Natalie Zemon Davis has always been captivated by the possibilities of social transformation. It began during her days at Kingswood, when her studies in history, literature, current events and ethics began to shape her world view.
"I feel I developed a social conscience at Kingswood,” says Davis.
She has become one of the world’s most prominent historians. She has written nine books, including the popular “The Return of Martin Guerre,” edited many others and contributed more than 80 journal articles to publications around the world. It has been said that she is one of today’s most creative historians, using her unique combination of imagination and painstaking research to tell the story of the human experience throughout history through the eyes of the ordinary person, not the elite.
"At Kingswood, I was already interested in people who were different, people who were not at the center of wealth and power,” she says. She was one of only a few Jewish students in the school at the time, and she feels the experience helped strengthen her character.
"I liked the sense of being a little different from the others,” she says. An active member of student council, Davis served as her class president at Kingswood and says the tension between being different and being committed helped her look at wealth and power with a critical eye. “That helped me have empathy for people who were poor or outsiders.” And considering her field of study has been primarily 16th-19th century France, she says lightheartedly, “that was the majority of the population.”
Her leadership role at Kingswood helped prepare her for her future role as the president of the American Historical Association in 1987, the second woman in the organization’s history to hold the position.
She is currently a history professor at the University of Toronto and was the Henry Charles Lea Professor of History Emerita at Princeton University. She graduated from Smith College and then received her master’s degree from Radcliffe College and her doctorate from the University of Michigan.
The importance of her work has been recognized by scholars around the world. In 2010, she was awarded the prestigious Holberg International Memorial Prize in Norway, awarded annually by the Board of the Ludvig Holberg Memorial Fund for outstanding scholarly work in the academic fields of the arts and humanities, social sciences, law and theology. She was also made a Companion of the Order of Canada in June of 2012, the highest class within the order.
She has received many honorary degrees over the course of her career, yet her degree from the Sorbonne in Paris touched her the most. “I studied scholars who went to the University of Paris in the 16th century, and to receive an honorary degree from the university which had been so important in my historian’s imagination was very, very moving,” says Davis. She received the Aby Warburg prize in 2001, an award given to an international scholar in the humanities. The prize is given in Homburg, Germany, in the house that the Warburg banking family had to flee during WWII due to the Nazi insurgence. Davis had been in Homburg in the 1990s to conduct research for her book, “Women on the Margins,” which features a Jewish character. As a Jewish woman herself, Davis says, “to be invited back to that town and receive that degree in a place from which the Jews had once been banished and expelled, was very special.”

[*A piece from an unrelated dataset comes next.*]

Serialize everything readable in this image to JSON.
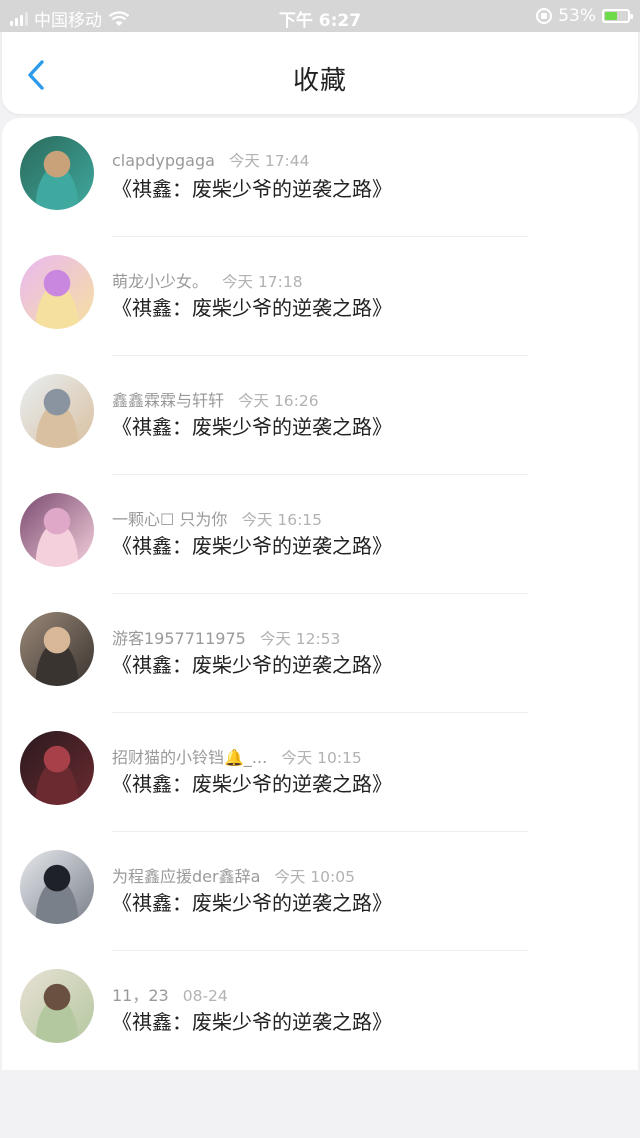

She is currently at work on one of her most ambitious projects yet, a book currently titled “Braided Histories.” In it, she traces four generations of a slave family in 18th century Suriname, starting with the African generation. “In some ways, it’s the most difficult book I’ve ever done,” she says. “When I was writing about Martin Guerre, even though he wasn’t literate, there were a lot of documents I could use. Now, I’m working with only plantation inventories, but I’m trying to get into the mentality of these people.” Many of the slave women had European lovers, and Davis is interested in the braiding of the European and African cultures, and how their stories connect. She hopes to have the book finished next year.
“History has a way of speaking deeply about the past. And while the historian should always be faithful to the past, there are all sorts of ways it speaks to the present,” she says. “I always end up learning more about my own time. You get ideas about the present while reading about the past.”